Ultimately the question of politics distills to this question of a goal, which is tied to values, and then the question of method which comes with it. When we choose to have a goal, leadership becomes important. The crux of politics is to be found in this question: how do we achieve good leadership? Our hope with democracy and capitalism has been to produce a self-driving car, e.g. a system that “automagically” selects the best leader based on who is popular. However, popularity is a lowest common denominator based on what flatters the self-opinion of others, and thus popularity becomes a quest to evade reality not confront it.

In this light, the debate over totalitarianism, democracy, monarchism, et al. takes second place to the primal question of leadership, which is How do we get good people in positions of power? Agnosticism toward political systems makes sense here in that those are secondary as they are designed to be means to the end of good leadership, not leadership in itself. The healthiest political sentiment might voice itself as a will to brush those concerns aside and focus only on who are the natural leaders among us, and how to promote them to power. In first world nations, good leaders are far-sighted; in third world nations, they are warlords and capos.

The debate over political systems is an artifact of progressive ideology which emerged from the Enlightenment. In this view, humanity changes as the year numbers do, and we emerge from the requirements of the past — life as nasty, brutish and short — into a time when we are all enlightened beings. But that mode of thought has died, as Richard Fernandez points out:

It was consistent with the view that mankind had entered a kind of post-historical phase, where no one, not even Vladimir Putin, could possibly revert to the 19th century mode any more. In this brave new world, the only problems left to fix were Global Warming and establishing Universal Health Care. In line with that enlightened view Europe not only neglected its defense, it acted as if none was necessary…

A Western elite that was no longer interested in war found that war was still interested in it. It discovered that mankind believed to have been transformed by the turning of the calendar was the same old grasping, greedy and violent collection of individuals described in the Bhagavad-gita or the Bible. It has not yet come to terms with this turn of events.

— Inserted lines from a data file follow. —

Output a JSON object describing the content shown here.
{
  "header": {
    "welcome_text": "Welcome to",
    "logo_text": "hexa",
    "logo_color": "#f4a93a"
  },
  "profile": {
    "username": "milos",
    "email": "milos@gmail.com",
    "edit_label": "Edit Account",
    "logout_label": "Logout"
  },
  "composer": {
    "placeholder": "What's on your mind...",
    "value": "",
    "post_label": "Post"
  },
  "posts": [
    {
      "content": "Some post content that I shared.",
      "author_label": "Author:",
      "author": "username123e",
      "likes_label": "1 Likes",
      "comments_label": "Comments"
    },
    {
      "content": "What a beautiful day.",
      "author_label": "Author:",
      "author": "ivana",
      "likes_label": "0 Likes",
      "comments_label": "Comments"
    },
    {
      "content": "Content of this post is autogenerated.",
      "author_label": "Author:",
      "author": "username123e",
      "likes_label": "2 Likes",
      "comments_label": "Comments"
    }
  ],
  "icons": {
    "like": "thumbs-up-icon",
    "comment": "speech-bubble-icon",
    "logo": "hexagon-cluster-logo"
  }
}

A conservative viewing our time might see the late 20th century shuffle over political systems to be a distraction. The question is leadership, not mechanisms. Our efforts to find a self-driving car for politics have failed as the past century of world wars and corruption — and our own consistently declining fortunes as our nations are less unified and more kleptocratic — should show us. We cannot substitute method for goal. We cannot substitute political system for good leadership. We need to cut out the middle man, and simply select our best and follow them to whatever end.